As a research article from the University of British Columbia, “Linking the Gut Microbial Ecosystem with the Environment,” states: “Reduced exposure to pathogenic microorganisms, largely as a result of modern hygienic practices, can also result in defective immunoregulation.”
This speaks to the overuse of antibiotics when not necessary and the over-sterilization of non-medical environments. A microbiome rich in diversity can protect against disease, and when stimulated by pathogens, it can learn how to defend against that specific disease. Of course, there are times when medical interventions such as antibiotics are absolutely necessary, but our first line of defense is a strong immune system developed by interaction with nature and a healthy diet and lifestyle.
The analogy in regards to the soil is the disruption of the microbiome by chemical inputs that degenerate the health of the entire food chain from soil to plant to person or animal.
In The Hidden Half of Nature, Montgomery and Biklé wrote: “Pesticides and herbicides have also altered soil microbiota in ways we do not fully understand. Some studies, however, point to the effects that echo the basic problem with the Western diet–like overconsuming refined carbohydrates, excessive use of agrochemicals feeds the bad actors and starves the good ones.”

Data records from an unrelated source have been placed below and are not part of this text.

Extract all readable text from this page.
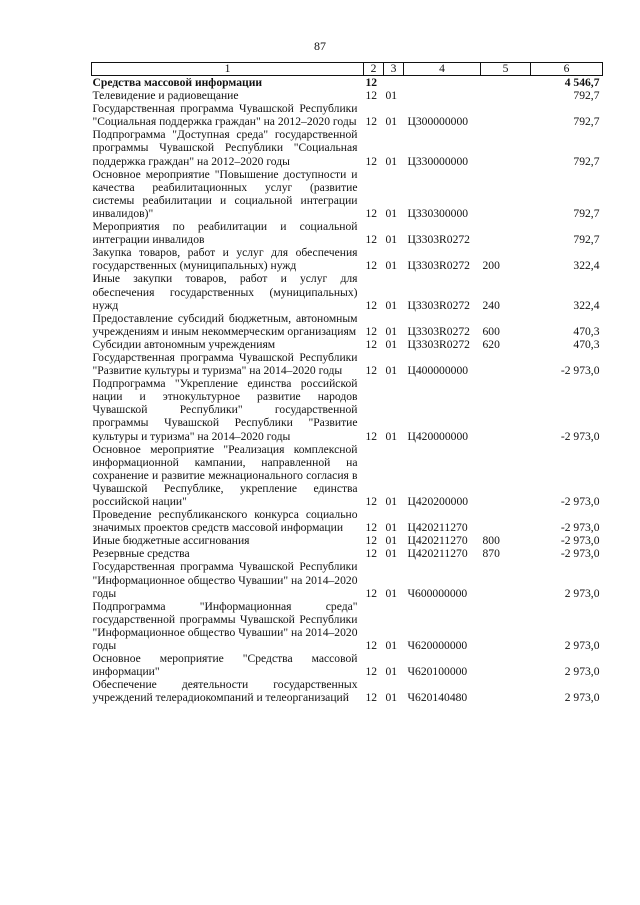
87
1	2	3	4	5	6
Средства массовой информации	12				4 546,7
Телевидение и радиовещание	12	01			792,7
Государственная программа Чувашской Республики "Социальная поддержка граждан" на 2012–2020 годы	12	01	Ц300000000		792,7
Подпрограмма "Доступная среда" государственной программы Чувашской Республики "Социальная поддержка граждан" на 2012–2020 годы	12	01	Ц330000000		792,7
Основное мероприятие "Повышение доступности и качества реабилитационных услуг (развитие системы реабилитации и социальной интеграции инвалидов)"	12	01	Ц330300000		792,7
Мероприятия по реабилитации и социальной интеграции инвалидов	12	01	Ц3303R0272		792,7
Закупка товаров, работ и услуг для обеспечения государственных (муниципальных) нужд	12	01	Ц3303R0272	200	322,4
Иные закупки товаров, работ и услуг для обеспечения государственных (муниципальных) нужд	12	01	Ц3303R0272	240	322,4
Предоставление субсидий бюджетным, автономным учреждениям и иным некоммерческим организациям	12	01	Ц3303R0272	600	470,3
Субсидии автономным учреждениям	12	01	Ц3303R0272	620	470,3
Государственная программа Чувашской Республики "Развитие культуры и туризма" на 2014–2020 годы	12	01	Ц400000000		-2 973,0
Подпрограмма "Укрепление единства российской нации и этнокультурное развитие народов Чувашской Республики" государственной программы Чувашской Республики "Развитие культуры и туризма" на 2014–2020 годы	12	01	Ц420000000		-2 973,0
Основное мероприятие "Реализация комплексной информационной кампании, направленной на сохранение и развитие межнационального согласия в Чувашской Республике, укрепление единства российской нации"	12	01	Ц420200000		-2 973,0
Проведение республиканского конкурса социально значимых проектов средств массовой информации	12	01	Ц420211270		-2 973,0
Иные бюджетные ассигнования	12	01	Ц420211270	800	-2 973,0
Резервные средства	12	01	Ц420211270	870	-2 973,0
Государственная программа Чувашской Республики "Информационное общество Чувашии" на 2014–2020 годы	12	01	Ч600000000		2 973,0
Подпрограмма "Информационная среда" государственной программы Чувашской Республики "Информационное общество Чувашии" на 2014–2020 годы	12	01	Ч620000000		2 973,0
Основное мероприятие "Средства массовой информации"	12	01	Ч620100000		2 973,0
Обеспечение деятельности государственных учреждений телерадиокомпаний и телеорганизаций	12	01	Ч620140480		2 973,0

A highly diverse, well-balanced community of predominately beneficial microbes is the key to both personal and soil health. A core tenet in seeking to preserve an ecosystem’s biodiversity is to maintain, not only a large number of organisms, but a wide array of species. That combination is the foundation for establishing resilient health in the soil as well as the human microbiome.
Our connection to nature is often overlooked or undervalued. As we degrade biodiversity in nature, it could well come at a cost to human health. In the aforementioned article “Linking the Gut Microbial Ecosystem with the Environment,” the authors hypothesize that: “Urban development leading to the loss of local habitats and biodiversity may be detrimental to human health by depleting or otherwise altering the reservoirs of environmental microbes.”
Hopefully, we can now agree that the unintended and indiscriminate depletion and destruction of microorganisms is just not a good idea. We could be eliminating lifeforms that have been our indispensable allies for eons. Modern science is just scratching the surface of our understanding of these sophisticated, invisible civilizations that we have evolved with and depend on. And as Bob Cannard implied, those microscopic life forms are much more an intimate part of who we are than we previously could have imagined.